Cattle ranchers face tough decisions if flood waters don't recede soon

Cattle ranchers face tough decisions if flood waters don't recede soon
64 cows are stranded on the levee until the flood waters drain. (Source: Victoria Shirley/KSLA News 12)
64 cows are stranded on the levee until the flood waters drain. (Source: Victoria Shirley/KSLA News 12)

CADDO PARISH, LA (KSLA) - Flooding is not only threatening homes in the ArkLaTex, but also area ranchers and farmers who are trying to keep their cattle alive. Thousands of acres of cattle pastures are under water right now in North Caddo Parish.

What looks like a bayou on either side of I-49 in North Caddo Parish is actually flooded cattle pastures owned by Donnie Leflett.

"Where you see water, is pasture," said Leflett pointing to his flooded land. He has 6,000 to 7,000 acres of land under water.

Leflett, his family and workers spent much of the last week in flood waters, moving 600 cattle to dry land.

"The main thing we wanted to do was keep them alive and get them to higher ground," he said.

So far he has lost 3 cows.

"Could have been a lot worse than it was," he said.

But not all cattle were in a position to be moved to dry pastures.

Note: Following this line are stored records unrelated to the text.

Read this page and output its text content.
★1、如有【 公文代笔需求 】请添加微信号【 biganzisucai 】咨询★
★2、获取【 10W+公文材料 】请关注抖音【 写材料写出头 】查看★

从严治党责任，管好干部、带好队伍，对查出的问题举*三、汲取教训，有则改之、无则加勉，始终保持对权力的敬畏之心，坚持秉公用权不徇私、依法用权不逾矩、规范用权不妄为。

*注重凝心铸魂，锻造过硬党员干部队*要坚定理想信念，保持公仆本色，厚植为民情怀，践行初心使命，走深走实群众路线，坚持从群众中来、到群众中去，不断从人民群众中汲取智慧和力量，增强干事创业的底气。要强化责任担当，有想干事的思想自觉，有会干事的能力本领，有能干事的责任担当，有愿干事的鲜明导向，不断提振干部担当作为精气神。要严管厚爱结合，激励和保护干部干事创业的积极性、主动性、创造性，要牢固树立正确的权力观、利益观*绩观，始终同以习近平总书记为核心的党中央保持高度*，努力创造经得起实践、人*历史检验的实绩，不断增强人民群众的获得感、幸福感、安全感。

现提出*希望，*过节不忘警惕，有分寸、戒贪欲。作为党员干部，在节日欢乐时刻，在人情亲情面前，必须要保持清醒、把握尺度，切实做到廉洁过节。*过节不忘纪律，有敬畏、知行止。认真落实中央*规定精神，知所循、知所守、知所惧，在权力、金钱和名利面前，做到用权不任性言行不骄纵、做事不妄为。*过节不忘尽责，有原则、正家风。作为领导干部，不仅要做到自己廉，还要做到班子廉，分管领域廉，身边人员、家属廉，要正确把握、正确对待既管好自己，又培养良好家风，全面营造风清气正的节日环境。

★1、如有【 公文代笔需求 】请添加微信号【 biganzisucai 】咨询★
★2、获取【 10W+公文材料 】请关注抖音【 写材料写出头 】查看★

"There is a 64 head trapped on a levee over there, we pushed them that was the only high ground we could get them to," he said.

Leflett gave KSLA News 12 a ride to see the stranded cattle. On the way, we passed more flooded pastures that looked more like lakes and drove on roads covered with water. Once at the levee, we saw cattle taking full advantage of the dry land.

"What this water does in the next four or five days will determine if it makes you breaks you for the whole year," Leflett said.

Leflett is hoping to ride out the flood, but if the water doesn't go down soon he will have to make some hard decisions about selling the cattle, to prevent financial losses.

"It is how we make a living, we send kids to school, pay insurance, buy groceries," he said.

When everything dries out, Leflett says they'll need to get to work again: fixing fences, growing grass, and getting the pastures back in shape. 
In order for the pastures to drain, both the Red River and 12 Mile Bayou need to go down.